After serving as an artillery officer in World War I, McCloy became successful as a Wall Street lawyer and then moved into politics. In the political field, he served as an advisor to every US president from FDR to Ronald Reagan, was responsible for the administration of post-World War II Germany, and served on the Warren Commission, which investigated the assassination of President Kennedy. McCloy continued to defend the Japanese American internment as legitimate and even humane well into the 1980s, even after the US government had repudiated it (See: Important Quotes).
As head of the Western Defense Command, General John DeWitt (1880-1962) played a major role in implementing Order 9066. It was his task to divide the West Coast into the “military areas” envisioned by the order and to issue proclamations establishing a curfew for Japanese Americans—a prelude to evacuation. The military zones DeWitt established through two different proclamations included Military Area No. 1, consisting of the western halves of California, Oregon, Washington, and part of Arizona, and Military Area No. 2, consisting of the remaining areas of those four states.

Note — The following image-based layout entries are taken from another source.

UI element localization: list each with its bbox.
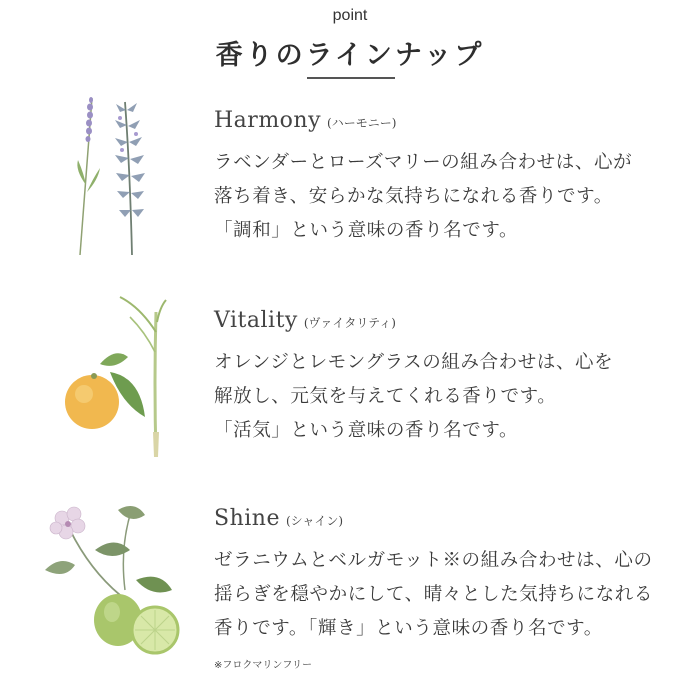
footnote: ※フロクマリンフリー bbox=[214, 660, 312, 671]
item-name: Harmony bbox=[214, 108, 322, 133]
desc-line: 「調和」という意味の香り名です。 bbox=[214, 220, 519, 241]
desc-line: 揺らぎを穏やかにして、晴々とした気持ちになれる bbox=[214, 584, 653, 605]
lavender-rosemary-icon bbox=[70, 90, 170, 260]
item-kana: (シャイン) bbox=[285, 514, 344, 528]
page-title: 香りのラインナップ bbox=[215, 40, 485, 71]
desc-line: 「活気」という意味の香り名です。 bbox=[214, 420, 519, 441]
item-description bbox=[214, 544, 674, 646]
desc-line: オレンジとレモングラスの組み合わせは、心を bbox=[214, 352, 614, 373]
title-underline bbox=[307, 77, 395, 79]
item-name-row bbox=[214, 108, 396, 133]
item-kana: (ハーモニー) bbox=[327, 116, 397, 130]
desc-line: 落ち着き、安らかな気持ちになれる香りです。 bbox=[214, 186, 613, 207]
item-name: Vitality bbox=[214, 308, 298, 333]
orange-lemongrass-icon bbox=[60, 292, 170, 462]
item-description bbox=[214, 346, 674, 448]
item-description bbox=[214, 146, 674, 248]
item-name-row bbox=[214, 308, 396, 333]
desc-line: 香りです。「輝き」という意味の香り名です。 bbox=[214, 618, 603, 639]
point-eyebrow: point bbox=[332, 7, 368, 24]
desc-line: ラベンダーとローズマリーの組み合わせは、心が bbox=[214, 152, 633, 173]
item-name-row bbox=[214, 506, 343, 531]
item-kana: (ヴァイタリティ) bbox=[303, 316, 396, 330]
geranium-bergamot-icon bbox=[40, 500, 190, 660]
desc-line: 解放し、元気を与えてくれる香りです。 bbox=[214, 386, 557, 407]
item-name: Shine bbox=[214, 506, 280, 531]
desc-line: ゼラニウムとベルガモット※の組み合わせは、心の bbox=[214, 550, 653, 571]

DeWitt was at pains to ensure the protection of a region that was thought to be a prime target for Japan in the wake of the Pearl Harbor attack. However, his statements and actions largely “helped stoke the already widespread public panic” (Yenne, Bill. “Fear Itself: The General Who Panicked the West Coast.” HistoryNet, 11 July 2017). DeWitt’s memos to military and government officials bear witness to his belief that Japanese Americans were inherently disloyal, and he stood steadfastly behind the directives of Order 9066. Although DeWitt initially held enormous power over the lives and activities of people on the West Coast, he gradually lost credibility, as no Japanese American sabotage ever materialized, and public opinion inclined toward releasing the internees.
Warren (1891-1974) was one of the local California officials who helped implement Order 9066 in his state. Although well-known for his later fervent support for civil liberties as a revered Supreme Court justice—including in the Brown v. Board of Education decision during the Civil Rights Movement—Warren wholeheartedly supported Order 9066 and the internment, first as attorney general and, later, as governor of California during World War II.
Indeed, Warren’s early statements, as collected from one of his former law clerks, bear witness to his views of the Japanese people in California as inherently disloyal to the US and deserving of containment. Later in the war, when public opinion tended to favor releasing the internees, Warren “vigorously opposed” letting Japanese Americans return to California. Warren came to deeply regret his support of internment and repudiated his former views and decisions in his memoirs as contrary to American liberty (See: Important Quotes).